Key areas for a killer massage:

Obviously, it’s much harder and even impractical to try to reach every nook and cranny of your body especially when you’re doing it solo. What you want to do is identify the major pressure points in major areas of your body for a nice, deep, sensual massage.

Areas like your:

  • Neck
  • Head
  • Shoulders
  • Glutes
  • Upper and lower back
  • Feet

Self-Massage for the Neck:

This is often caused by overuse and poor posture while sleeping. This therapeutic self-massage technique is super helpful in getting rid of and loosening the knots in your neck.

self massage for neck

Steps to follow:

  1. Lower your shoulders away from your ears while straightening your neck and back.
  2. Locate the painful areas on your neck by pressing firmly with your fingers. 
  3. Gently move your fingers in wide, circular motions. 
  4. Repeat in the opposite direction. Do this for 3 to 5 minutes. 

Head Massage:

Here’s one way to do a head massage and reduce or even stop headaches by relieving pressure at the sides of your head!

Steps to follow:

  1. Locate the base of your skull. Place the pointer and middle fingers of each hand in the center, with your fingertips touching.
  2. Apply gentle pressure and slide your fingers outward or downward, moving in the direction that feels best. Move your fingers in small circular motions. Focus on the tense spots, along with the areas around it.

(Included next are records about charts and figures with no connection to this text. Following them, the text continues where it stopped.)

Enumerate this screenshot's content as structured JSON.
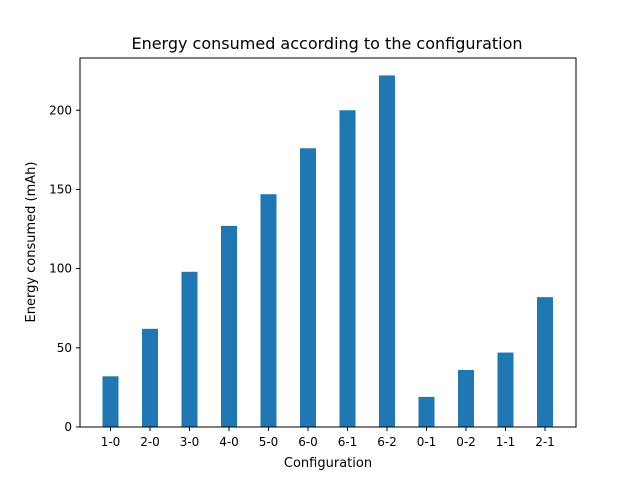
{
  "chart_data": {
    "type": "bar",
    "title": "Energy consumed according to the configuration",
    "xlabel": "Configuration",
    "ylabel": "Energy consumed (mAh)",
    "categories": [
      "1-0",
      "2-0",
      "3-0",
      "4-0",
      "5-0",
      "6-0",
      "6-1",
      "6-2",
      "0-1",
      "0-2",
      "1-1",
      "2-1"
    ],
    "values": [
      32,
      62,
      98,
      127,
      147,
      176,
      200,
      222,
      19,
      36,
      47,
      82
    ],
    "ylim": [
      0,
      233
    ],
    "yticks": [
      0,
      50,
      100,
      150,
      200
    ],
    "grid": false,
    "colors": {
      "bar": "#1f77b4",
      "axis": "#000000",
      "background": "#ffffff"
    }
  }
}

Self-Massage for your Upper Back:

massage for upper back

  1. Insert the tennis ball into a sock and then place the sock on the floor.
  2. Lay on the floor, with your chest facing up, and the tennis ball sock between your shoulder blades.
  3. Using the motion of your body, slowly roll the ball to the area of tension at your upper back.
  4. Hold the ball in the area of tension for three deep breaths, or until the tension releases, whichever occurs first.
  5. Repeat on other areas of tension.

Lower Back Self-Massage:

This self-massage for lower back pain works well for massaging your lower back, and you don’t need any equipment for it.

Steps to follow:

  1. Sit on the floor with your legs crossed and straighten your back.
  2. Place your thumbs on each side of your sacrum (the flat triangular bone at the bottom of your spine).
  3. Move your thumbs in small circular motions, moving up and down that region. Apply pressure on any tense spots.
  4. Continue as necessary, and remember to breathe deeply.

Self-Massage for Glutes:

If you work a desk job, or from home, or just spend many hours sitting, here’s a self-massage routine for you:

  1. Begin in a seated position on the ground with your knees bent.
  2. Place the tennis ball under your right buttock and rest your hands on the ground behind your back.
  3. Lift your right leg off the ground and roll in small circles on the ball, placing more attention on areas that are tender.
  4. Perform this exercise on your left cheek.

Self-Massage for Feet:

A good massage to your feet can go a long way in loosening tension in your entire body.

foot massage

Here’s how you can do it:

  1. Soak your feet in warm water with your massage oil.
  2. In a seated position, bring your foot up to the opposite knee and place it on top of your leg.
  3. Starting at the toes, massage the bottom of your foot by rubbing in a circular motion with your thumbs.
  4. Continue rubbing with your thumbs in a circular motion across the arch of your foot, down to the heel.
  5. Reverse the direction and repeat for 20 to 30 seconds.
  6. Repeat on the opposite foot. Use massage oil as desired.

Self-Massage for your Shoulders:

self massage for shoulders

  1. Locate the area of pain or soreness in your shoulders.
  2. Gently grab your shoulder with your hand and massage in a kneading motion, as if you were kneading bread.
  3. Continue kneading down the top of the shoulder and back up the side of your neck.
  4. Continue for 20 to 30 seconds.
  5. Repeat on the opposite side of your neck and shoulder.

self care

A self-massage is a great way to ease off stress, relax, and spend time with yourself. Just make sure to be gentle with your body and pay attention to your pain points and try to relax and have a good time!